Sometimes patients who have had Scatter Laser Photocoagulation will experience some loss of their side or peripheral vision, some loss of night vision and a decrease in color vision. However, Scatter Laser Treatment may be necessary to preserve the rest of your vision and stop the progression of the disease. Sometimes Scatter Laser Photocoagulation might be used in combination with intravitreal injections of Vascular Endothelial Growth (VEGF) Inhibitor such as Lucentis®, Avastin® or Eylea® Injections. When Scatter Laser Treatment with or without Vascular Endothelial Growth (VEGF) Inhibitors is unsuccessful in stopping the progression of the proliferative retinopathy and when a vitreous hemorrhage occurs and does not clear on its own, or when a retinal detachment develops, then a vitrectomy is often helpful. A vitrectomy

Pars Plana Vitrectomy Retina Group of Washington

involves inserting instruments into the eye, and removing the vitreous gel, any blood present in the vitreous cavity, and removing the scar tissue that has grown on the surface of the retina.
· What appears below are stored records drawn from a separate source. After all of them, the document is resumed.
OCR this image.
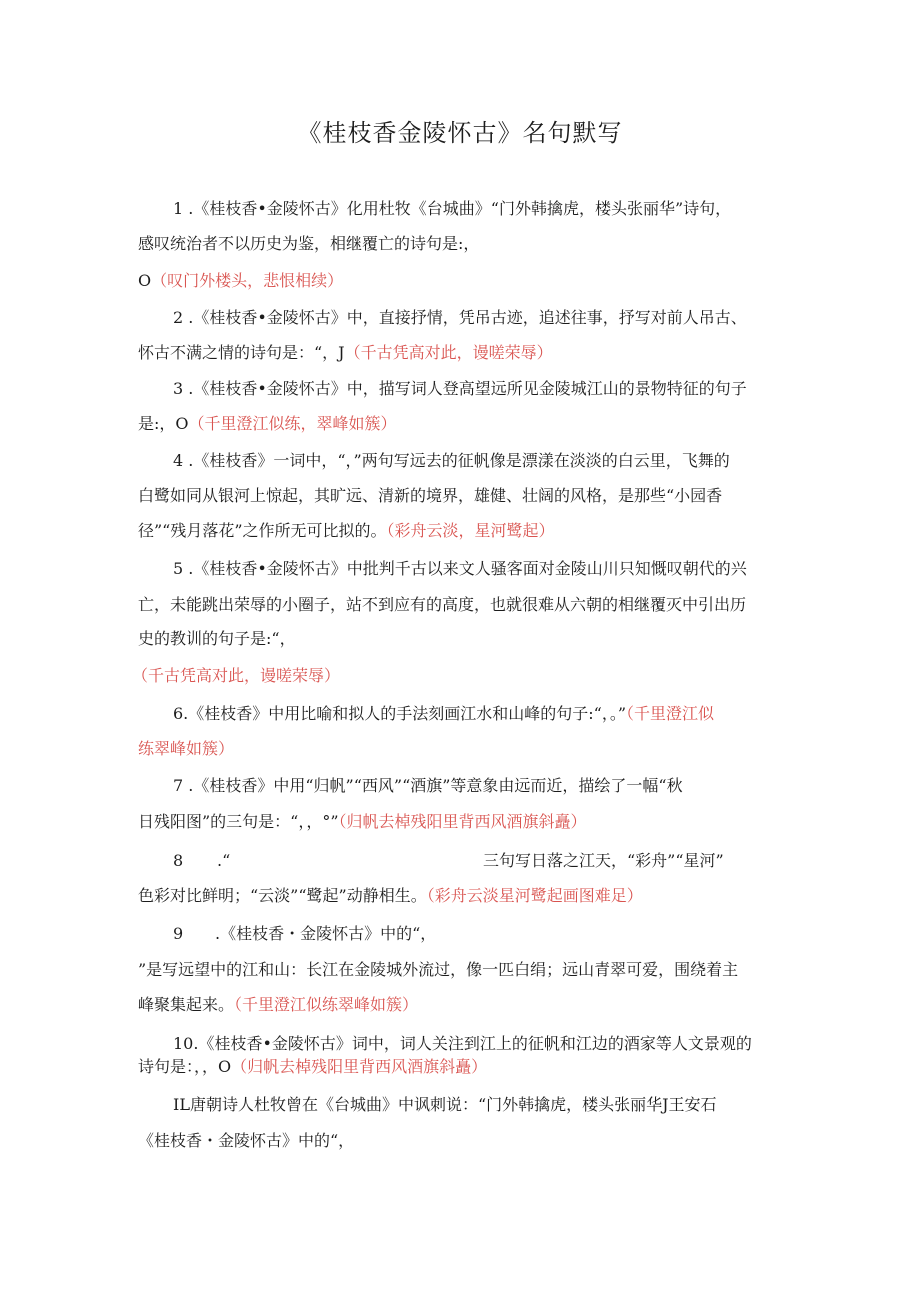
《桂枝香金陵怀古》名句默写
1 .《桂枝香•金陵怀古》化用杜牧《台城曲》“门外韩擒虎，楼头张丽华”诗句，
感叹统治者不以历史为鉴，相继覆亡的诗句是:，
O（叹门外楼头，悲恨相续）
2 .《桂枝香•金陵怀古》中，直接抒情，凭吊古迹，追述往事，抒写对前人吊古、
怀古不满之情的诗句是：“，J（千古凭高对此，谩嗟荣辱）
3 .《桂枝香•金陵怀古》中，描写词人登高望远所见金陵城江山的景物特征的句子
是:，O（千里澄江似练，翠峰如簇）
4 .《桂枝香》一词中，“，”两句写远去的征帆像是漂漾在淡淡的白云里，飞舞的
白鹭如同从银河上惊起，其旷远、清新的境界，雄健、壮阔的风格，是那些“小园香
径”“残月落花”之作所无可比拟的。（彩舟云淡，星河鹭起）
5 .《桂枝香•金陵怀古》中批判千古以来文人骚客面对金陵山川只知慨叹朝代的兴
亡，未能跳出荣辱的小圈子，站不到应有的高度，也就很难从六朝的相继覆灭中引出历
史的教训的句子是:“，
（千古凭高对此，谩嗟荣辱）
6.《桂枝香》中用比喻和拟人的手法刻画江水和山峰的句子:“，。”（千里澄江似
练翠峰如簇）
7 .《桂枝香》中用“归帆”“西风”“酒旗”等意象由远而近，描绘了一幅“秋
日残阳图”的三句是：“，，°”（归帆去棹残阳里背西风酒旗斜矗）
8 .“	三句写日落之江天，“彩舟”“星河”
色彩对比鲜明；“云淡”“鹭起”动静相生。（彩舟云淡星河鹭起画图难足）
9 .《桂枝香・金陵怀古》中的“，
”是写远望中的江和山：长江在金陵城外流过，像一匹白绢；远山青翠可爱，围绕着主
峰聚集起来。（千里澄江似练翠峰如簇）
10.《桂枝香•金陵怀古》词中，词人关注到江上的征帆和江边的酒家等人文景观的
诗句是：，，O（归帆去棹残阳里背西风酒旗斜矗）
IL唐朝诗人杜牧曾在《台城曲》中讽刺说：“门外韩擒虎，楼头张丽华J王安石
《桂枝香・金陵怀古》中的“，
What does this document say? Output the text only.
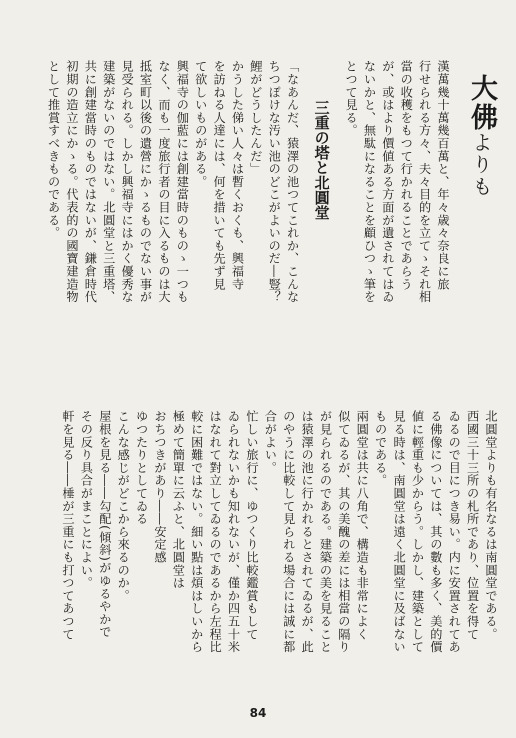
大佛よりも
漢萬幾十萬幾百萬と、年々歳々奈良に旅
行せられる方々、夫々目的を立てゝそれ相
當の收穫をもつて行かれることであらう
が、或はより價値ある方面が遺されてはゐ
ないかと、無駄になることを顧ひつゝ筆を
とつて見る。
三重の塔と北圓堂
「なあんだ、猿澤の池つてこれか、こんな
ちつぽけな汚い池のどこがよいのだ―豎？
鯉がどうしたんだ」
かうした俤い人々は暫くおくも、興福寺
を訪ねる人達には、何を措いても先ず見
て欲しいものがある。
興福寺の伽藍には創建當時のものゝ一つも
なく、而も一度旅行者の目に入るものは大
抵室町以後の遺營にかゝるものでない事が
見受られる。しかし興福寺にはかく優秀な
建築がないのではない。北圓堂と三重塔、
共に創建當時のものではないが、鎌倉時代
初期の造立にかゝる。代表的の國寶建造物
として推賞すべきものである。
北圓堂よりも有名なるは南圓堂である。
西國三十三所の札所であり、位置を得て
ゐるので目につき易い。内に安置されてあ
る佛像については、其の數も多く、美的價
値に輕重も少からう。しかし、建築として
見る時は、南圓堂は遠く北圓堂に及ばない
ものである。
兩圓堂は共に八角で、構造も非常によく
似てゐるが、其の美醜の差には相當の隔り
が見られるのである。建築の美を見ること
は猿澤の池に行かれるとされてゐるが、此
のやうに比較して見られる場合には誠に都
合がよい。
忙しい旅行に、ゆつくり比較鑑賞もして
ゐられないかも知れないが、僅か四五十米
はなれて對立してゐるのであるから左程比
較に困難ではない。細い點は煩はしいから
極めて簡單に云ふと、北圓堂は
おちつきがあり――安定感
ゆつたりとしてゐる
こんな感じがどこから來るのか。
屋根を見る――勾配(傾斜)がゆるやかで
その反り具合がまことによい。
軒を見る――棰が三重にも打つてあつて
84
Diabetic Macular Edema & Laser Treatment

Diabetic Macular Edema may treated with one of two types of retinal laser photocoagulation procedures called Focal Laser Treatment and Grid Laser Treatment. Focal Laser treatment is used to close leaking micro aneurysms in a limited area and Grid Laser treatment is used to treat a more diffuse swelling in the macula. With either type of laser treatment for Macular Edema, your doctor will place laser spots in the areas of retinal leakage surrounding the macula. These spots act to slow the leakage of fluid and reduce the amount of fluid in the retina. It is usually possible to complete these Laser Treatments in one session, however depending on the results additional treatment may be necessary. You may need to have Laser Treatment for Macular Edema more than once to control the leaking fluid. If you have Macular Edema in both eyes and require laser surgery, generally only one eye will be treated at a time. Laser treatment of Diabetic Macular Edema works to stabilize vision. In fact, laser treatment may reduce the risk of vision loss by 50 percent.  In most cases, early laser treatment and/or intravitreal injections of Vascular Endothelial Growth (VEGF) Inhibitor such as Lucentis®, Avastin® or Eylea® Injections will reduce the swelling and prevent further vision loss, but may not restore vision that has already been compromised. In a small number of cases, if vision is lost, it may be improved.  It is important to restate that this treatment is performed to keep vision form further declining, but does not usually result in improvement in vision already lost. This is why it is so crucial to have regular eye examinations as the goal is to diagnose vision-threatening disease before vision is compromised.